Kevin Rhodes ’85 and Melinda (Lindy) Lopes ’85

HSSC ‘Dirty Lab’ will honor family’s Grinnell experience.

Kevin Rhodes ’85 and Melinda (Lindy) Lopes ’85 stand in front of the Lopes Rhodes Dirty Teaching Lab in the HSSC.

Lopes Rhodes Dirty Teaching Lab provides space for anthropology students to work with bones and artifacts

Kevin Rhodes ’85 and Melinda (Lindy) Lopes ’85 know about being dirty. The couple met on an archaeological dig near Flagstaff, Arizona, in the summer of 1984, a trip led by anthropology professors John Whittaker and Kathy Kamp.


Along with a dozen other Grinnell students, they spent six weeks digging and sweating at the College’s first field school, an ancient Native American village located 7,000 feet above sea level on public lands.


Though Rhodes and Lopes went on to careers outside anthropology, the couple – married 26 years and with three kids, including Emily Lopes Rhodes ’19 – jumped at the opportunity to give back to Grinnell’s Anthropology Department. The family has named the Lopes Rhodes Dirty Teaching Lab, located in the Humanities and Social Studies Center (HSSC).


The Dirty Lab is where anthropology students and faculty clean and process bones, artifacts and other specimens. The gift honors the family’s Grinnell experience – Emily participated in Grinnell in London with professors Whittaker and Kamp – and the lab will be utilized by the two professors who introduced Kevin and Melinda to archaeology.


“Having a dedicated Dirty Lab expands the teaching space and the experiences of students,” says Whittaker. “In Goodnow, pottery firing experiments, flintknapping (making flaked or chipped stone tools), preparing animal skeletons and the like took place in a cramped basement storeroom and hallways. We made it work, but a nicer lab space with facilities is far, far better.”

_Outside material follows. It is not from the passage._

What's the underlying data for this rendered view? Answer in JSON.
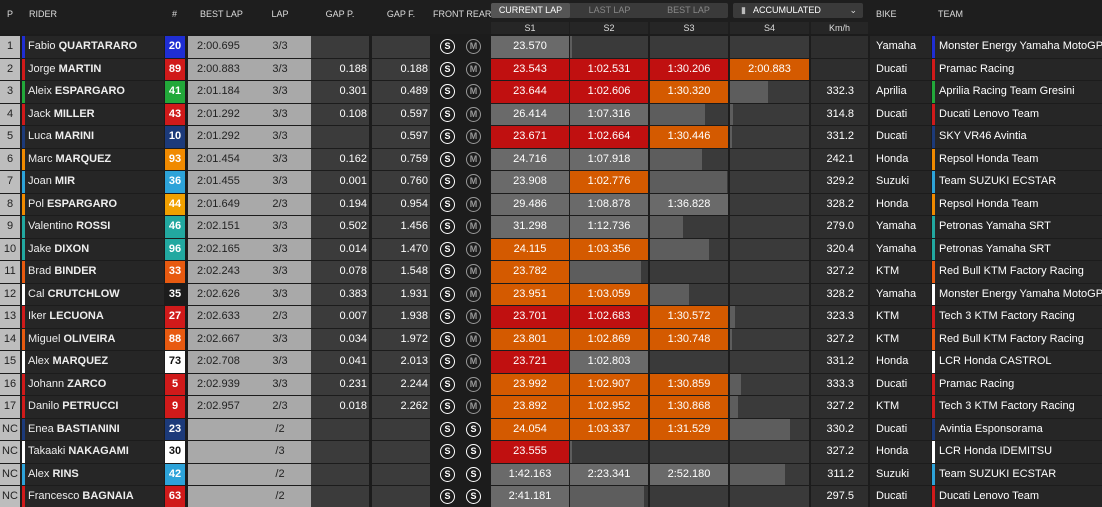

“We were looking for a way to give back to Grinnell and thought the Dirty Lab would be appropriate, since we met on a dig in Flagstaff, Arizona,” explains Rhodes, a patent attorney who is deputy general counsel at 3M Company in St. Paul, Minnesota. He and Melinda visited campus in February and were able to see the lab, which resembles a long kitchen with counters, tables for artifacts, sinks, and cupboards.


“Grinnell has been so instrumental in helping to make me who I am,” says Rhodes, who combined his anthropology major with a general science/chemistry degree. “Neither one of us remained archaeologists, but the foundations for critical thinking skills were there and sent me on a path to success, so we wanted to pay it forward to the students of today.”


For Lopes, who trained as a paralegal, then went on to earn a master’s in business, the lab was also a way to give back. “When I came to Grinnell, both my parents were teachers and didn’t have the means to fund my education. I was able to do that with scholarships and grants. Grinnell gave me the critical thinking skills I used in my career and educational pursuits afterwards.”


Lopes went on to work in HR/employee benefits consulting for PricewaterhouseCoopers and was administrative director of the Minnesota Waldorf School. She was amazed when she and Kevin got a tour from John and Kathy of the lab and the new anthropology space in the HSSC.


“I told John and Kathy ‘they should be so proud of what they built, and how they’ve grown the department and left it a better space.’ We’re really proud to be a part of that,” she says.


The Lopes Rhodes family may not be done with Grinnell degrees just yet. The youngest of Kevin and Melinda’s children, Caleb, may be interested in attending the College.


“We feel so very fortunate to have gotten our starts at Grinnell,” Lopes says. “It sent Kevin and me on a path that brought us together and opened up a lot of opportunities throughout our lives, so this is a way to say thank you to Grinnell from our family.”


The Dirty Lab is part of Grinnell’s World-Class Facilities, learning places that encourage student collaboration, creativity, and inquiry.